Disproportionate Number of Hispanic Children in Colorado Without Insurance
In a recently released report by a Georgetown University research center and the National Council of La Raza, Hispanic children in Colorado have a significantly lower amount of healthcare coverage compared to their non-Hispanic peers.
According to the report, the number of Hispanic children without insurance has decreased from more than 50,000 in 2013 to 37,000 in 2014. And compared to the 6% of non-Hispanic children who are uninsured, Hispanic children are currently uninsured at a high rate of 10%.
And while experts like Mirna Ramirez-Castro, director with Servicios La Raza, says that the state is taking the necessary steps to improve, she feels that more can certainly be done.
“It’s not just the coverage but how do we get the community to use their benefits under preventive services and avoiding that emergency care cost,” said Ramirez-Castro. “So there’s still a lot of work to be done, not just in Colorado but nationally.”
Despite the fact that almost 93% of all Hispanic children in Colorado have legal status, and two-thirds are eligible for either free or low-cost health insurance, language barriers and persistent anti-immigrant sentiments continue to be road-blocks for these children.
Meanwhile, it’s becoming increasingly easier for employers to offer their employees benefits.
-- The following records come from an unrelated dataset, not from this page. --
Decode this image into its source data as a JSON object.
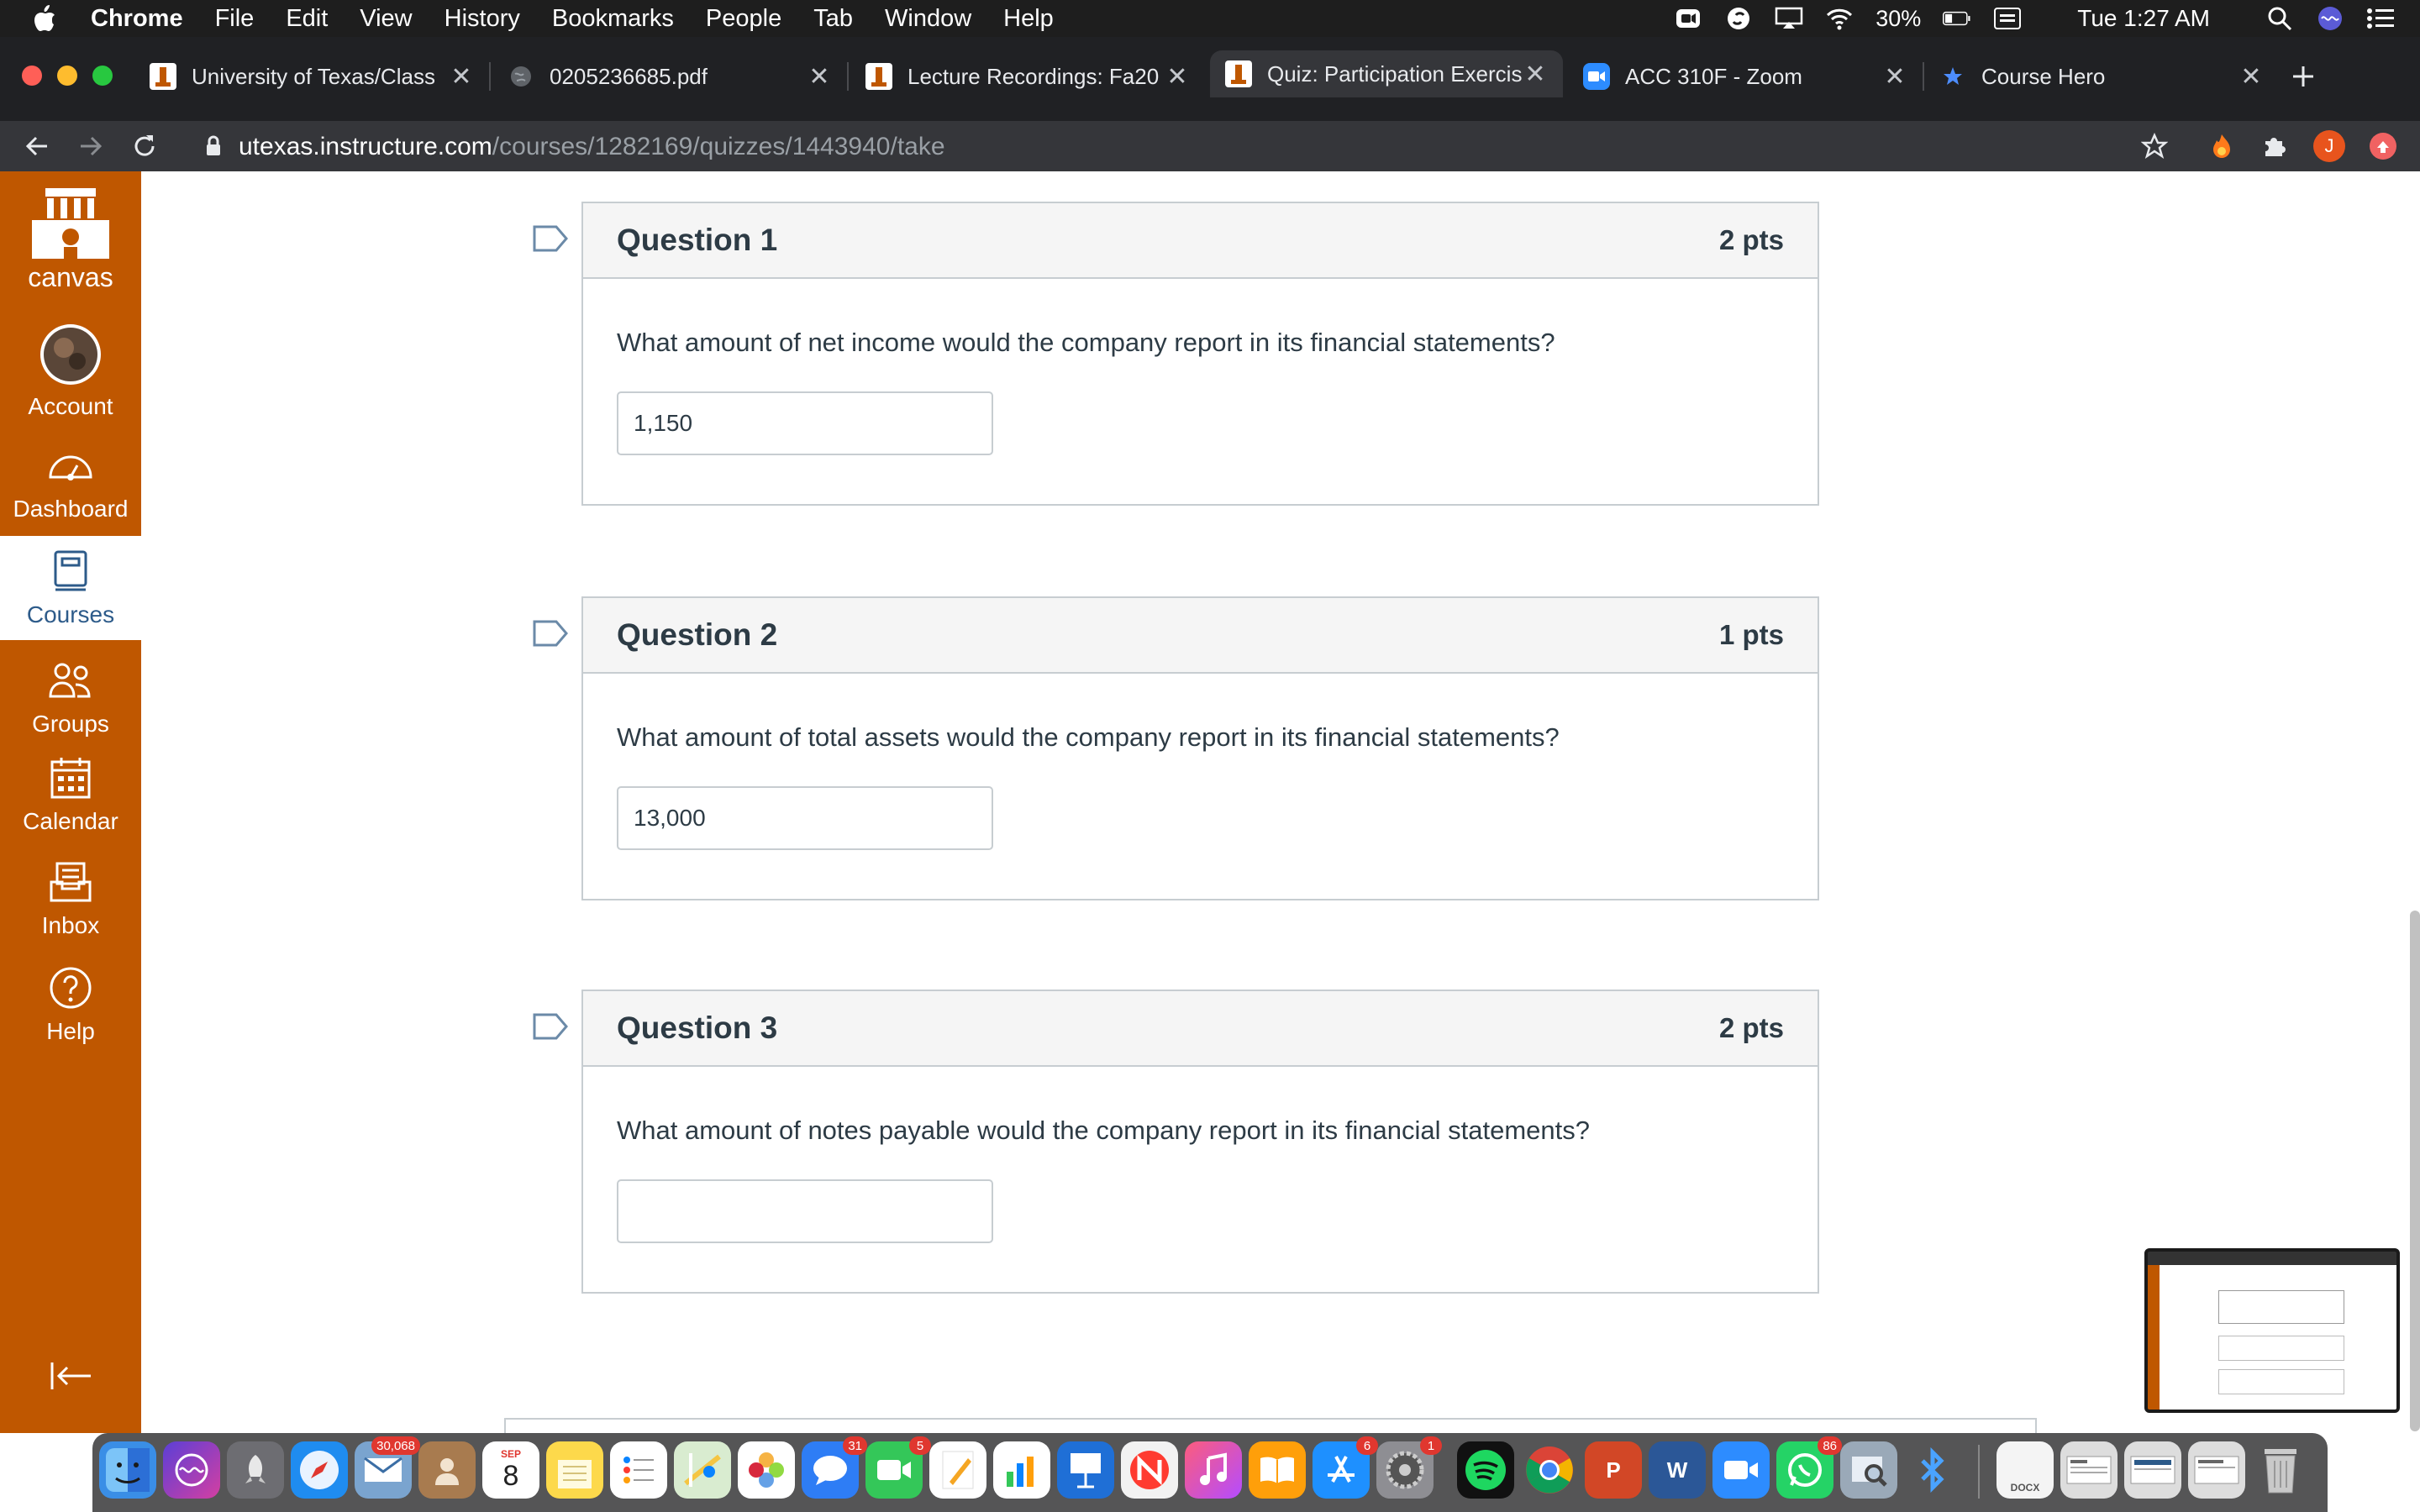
{
  "menubar": {
    "app": "Chrome",
    "items": [
      "File",
      "Edit",
      "View",
      "History",
      "Bookmarks",
      "People",
      "Tab",
      "Window",
      "Help"
    ],
    "battery": "30%",
    "clock": "Tue 1:27 AM"
  },
  "tabs": [
    {
      "title": "University of Texas/Class",
      "icon": "ut-tower-icon"
    },
    {
      "title": "0205236685.pdf",
      "icon": "globe-icon"
    },
    {
      "title": "Lecture Recordings: Fa20",
      "icon": "ut-tower-icon"
    },
    {
      "title": "Quiz: Participation Exercis",
      "icon": "ut-tower-icon"
    },
    {
      "title": "ACC 310F - Zoom",
      "icon": "zoom-icon"
    },
    {
      "title": "Course Hero",
      "icon": "star-icon"
    }
  ],
  "address": {
    "host": "utexas.instructure.com",
    "path": "/courses/1282169/quizzes/1443940/take"
  },
  "profile_initial": "J",
  "sidebar": {
    "logo_label": "canvas",
    "items": [
      {
        "label": "Account",
        "icon": "avatar-icon"
      },
      {
        "label": "Dashboard",
        "icon": "dashboard-icon"
      },
      {
        "label": "Courses",
        "icon": "courses-icon"
      },
      {
        "label": "Groups",
        "icon": "groups-icon"
      },
      {
        "label": "Calendar",
        "icon": "calendar-icon"
      },
      {
        "label": "Inbox",
        "icon": "inbox-icon"
      },
      {
        "label": "Help",
        "icon": "help-icon"
      }
    ]
  },
  "questions": [
    {
      "title": "Question 1",
      "points": "2 pts",
      "text": "What amount of net income would the company report in its financial statements?",
      "answer": "1,150"
    },
    {
      "title": "Question 2",
      "points": "1 pts",
      "text": "What amount of total assets would the company report in its financial statements?",
      "answer": "13,000"
    },
    {
      "title": "Question 3",
      "points": "2 pts",
      "text": "What amount of notes payable would the company report in its financial statements?",
      "answer": ""
    }
  ],
  "dock": {
    "mail_badge": "30,068",
    "calendar_month": "SEP",
    "calendar_day": "8",
    "messages_badge": "31",
    "facetime_badge": "5",
    "appstore_badge": "6",
    "settings_badge": "1",
    "whatsapp_badge": "86",
    "doc_label": "DOCX"
  }
}
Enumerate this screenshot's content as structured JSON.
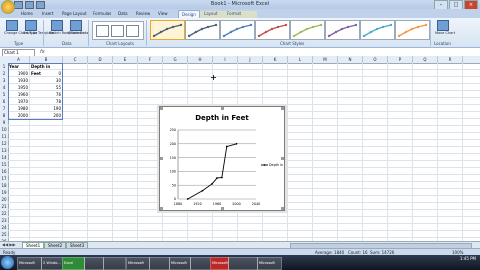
{
  "window": {
    "title": "Book1 - Microsoft Excel"
  },
  "ribbon": {
    "tabs": [
      "Home",
      "Insert",
      "Page Layout",
      "Formulas",
      "Data",
      "Review",
      "View",
      "Design",
      "Layout",
      "Format"
    ],
    "active_tab": "Design",
    "buttons": [
      {
        "label": "Change Chart Type"
      },
      {
        "label": "Save As Template"
      },
      {
        "label": "Switch Row/Column"
      },
      {
        "label": "Select Data"
      },
      {
        "label": "Move Chart"
      }
    ],
    "groups": [
      "Type",
      "Data",
      "Chart Layouts",
      "Chart Styles",
      "Location"
    ]
  },
  "formula_bar": {
    "name_box": "Chart 1",
    "fx": "fx"
  },
  "sheet": {
    "columns": [
      "A",
      "B",
      "C",
      "D",
      "E",
      "F",
      "G",
      "H",
      "I",
      "J",
      "K",
      "L",
      "M",
      "N",
      "O",
      "P",
      "Q",
      "R"
    ],
    "rows": [
      "1",
      "2",
      "3",
      "4",
      "5",
      "6",
      "7",
      "8",
      "9",
      "10",
      "11",
      "12",
      "13",
      "14",
      "15",
      "16",
      "17",
      "18",
      "19",
      "20",
      "21",
      "22",
      "23",
      "24",
      "25",
      "26"
    ],
    "headers": [
      "Year",
      "Depth in Feet"
    ],
    "data": [
      [
        "1900",
        "0"
      ],
      [
        "1930",
        "30"
      ],
      [
        "1950",
        "55"
      ],
      [
        "1960",
        "76"
      ],
      [
        "1970",
        "78"
      ],
      [
        "1980",
        "190"
      ],
      [
        "2000",
        "200"
      ]
    ],
    "tabs": [
      "Sheet1",
      "Sheet2",
      "Sheet3"
    ]
  },
  "chart_data": {
    "type": "line",
    "title": "Depth in Feet",
    "x": [
      1900,
      1930,
      1950,
      1960,
      1970,
      1980,
      2000
    ],
    "series": [
      {
        "name": "Depth in Feet",
        "values": [
          0,
          30,
          55,
          76,
          78,
          190,
          200
        ],
        "color": "#000000"
      }
    ],
    "xlim": [
      1880,
      2040
    ],
    "ylim": [
      0,
      250
    ],
    "xticks": [
      "1880",
      "1900",
      "1920",
      "1940",
      "1960",
      "1980",
      "2000",
      "2020",
      "2040"
    ],
    "yticks": [
      "0",
      "50",
      "100",
      "150",
      "200",
      "250"
    ],
    "grid": true,
    "legend": "right"
  },
  "status_bar": {
    "ready": "Ready",
    "average": "Average: 1840",
    "count": "Count: 16",
    "sum": "Sum: 14726",
    "zoom": "100%"
  },
  "taskbar": {
    "items": [
      "Microsoft",
      "2 Windo...",
      "Excel",
      "",
      "",
      "Microsoft",
      "",
      "Microsoft",
      "",
      "Microsoft",
      "",
      "Microsoft"
    ],
    "time": "1:45 PM"
  }
}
Because of various acts of legislation, such as the Patient Protection and Affordable Care Act, companies that have a minimum of 50 full-time employees have to offer benefits to all employees — including those who only work part-time.
The study also found that the number of Hispanic children in the United States without health insurance reached a historically low number in 2014. Coincidentally, this is the same year that the Affordable Health Care Act went into effect.
Open enrollment for the Affordable Health Care Act ended at the end of January. In the hopes of increasing enrollment, people like Sonya Schwartz, a fellow at Georgetown University’s Center for Children and Families sought to get the word out and enroll as many children as possible.